Friday 2012-02-10 : Let me give you a little prologue: You know how you go to a concert expecting to sort of sift through the opening bands, saying to yourself, “Oh hurry up, and get off the stage, let me see the headliner.” I found myself leaning over at lunch today, to a stranger sitting diagonal to me in a restaurant saying, "Oh I’m not going to see Zola Jesus (the headlining band), I’m going to see Talk Normal. They will scare you, just wait…”
Talk Normal is one of the opening bands for Zola Jesus tomorrow night at Webster Hall. I went to see the band Weekend at Glasslands Gallery this summer, and found myself stepping back… literally. Two women blasted that space, Andrya Ambro and Sarah Register, one with a chunk of her high hat cymbal broken off and the other with her slide guitar. Jaws dropped, my companion Jen and I ―we found ourselves slightly frightened of this duo that was one of the opening bands. I gleefully described them to people later: “It’s like they are witches with those instruments.” This was Talk Normal. My first time, it was intense.
I prepare myself to once again witness the sacrifice of silence tomorrow night.
Sunday 2012-02-19 : There is something to be said about translations―how do sounds and performance translate from a small neighborhood venue to a very large theater. I was delighted to find the vixens of Talk Normal to exhibit a taste of their ultimate potential as a music force. Previously, it’s as if they were talking to each individual in Glasslands, an intimate conversation. Then above the audience with deep red light above them―they showed themselves and tore into the space of a larger sound box.
If Zola Jesus, the headliner, was an ice queen of the high mountains, Talk Normal was the depths of pagan Hieronymus Bosch hell.

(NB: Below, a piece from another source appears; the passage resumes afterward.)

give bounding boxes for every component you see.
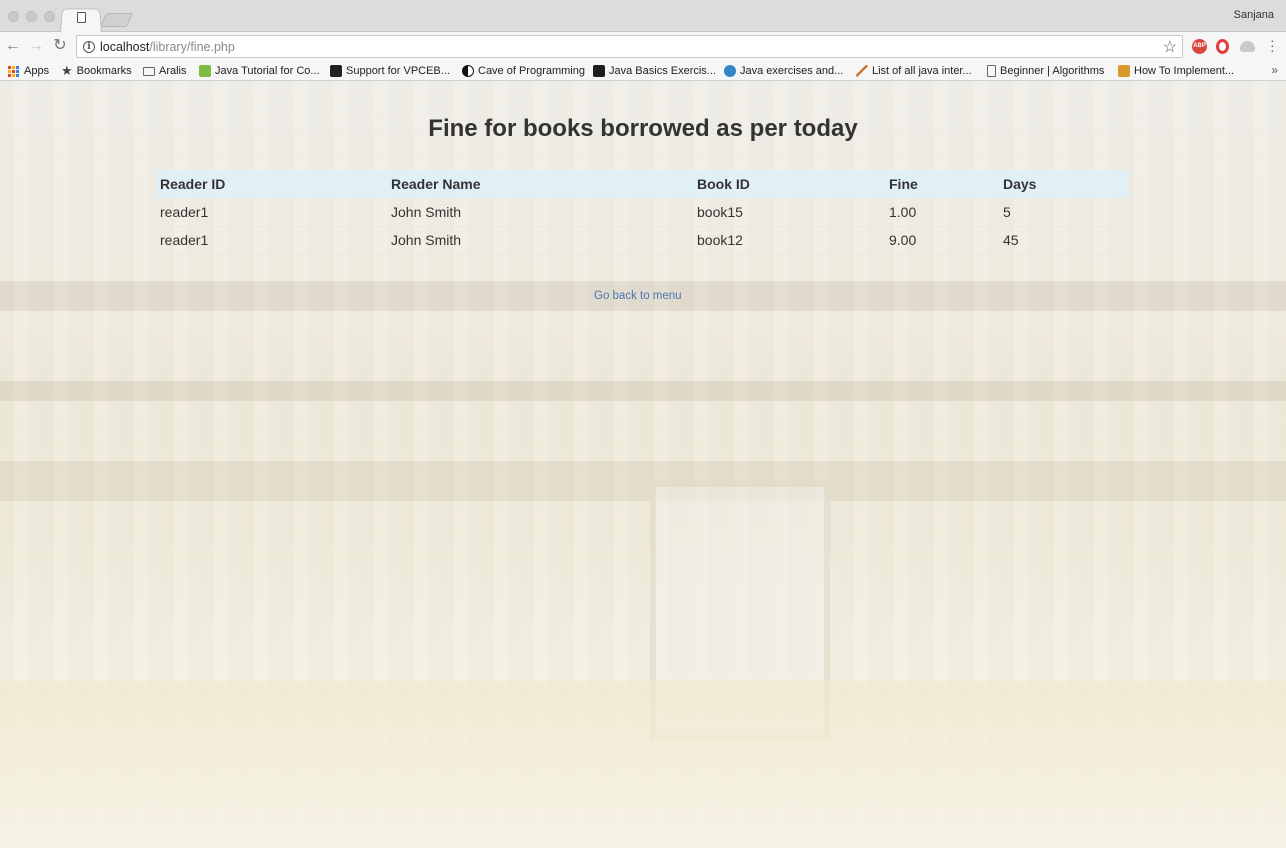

I think their complexity rests in the emotions that they make me feel when I listen to the songs. But, truthfully, the music is much more than simply being dark in some way… I hear the power and react to it. I think they could take what they do, and morph into whatever mood they want you to feel… it’s simply about how much force they allow themselves to exude in a performance.
I find a lot of bands that I enjoy the most can play and it would seem that they can retain a freshness in the sounds, as if they are improvising―and their execution is so tight that you don’t even realize how much time was put into this or that phrasing… Like great painters at times, when there would seem to be a disorder…yet the message is clear, and you can’t escape the ultimate climax within the work. It’s obvious, but that’s why they, like other bands I’ve heard in the developing, morphing and changing New York music scene… particularly ones farmed in Brooklyn, seem to have this great method of retaining structures while blasting an audience with seemingly improvised imagery.
I have a tendency to think of a lot of performers I find so singular-- as more like conjurers than I do mere rock and roll stars. I have the same reactions to listening to people like Patti Smith or Diamanda Galasto. It’s visceral, yet with Talk Normal, it’s a more calculated risk, than an improvisational one. (I read in an interview that they do not improvise.) They seem to provide experiences closer to the realm of black arts than simply having some beers and watching some people banging on some instruments.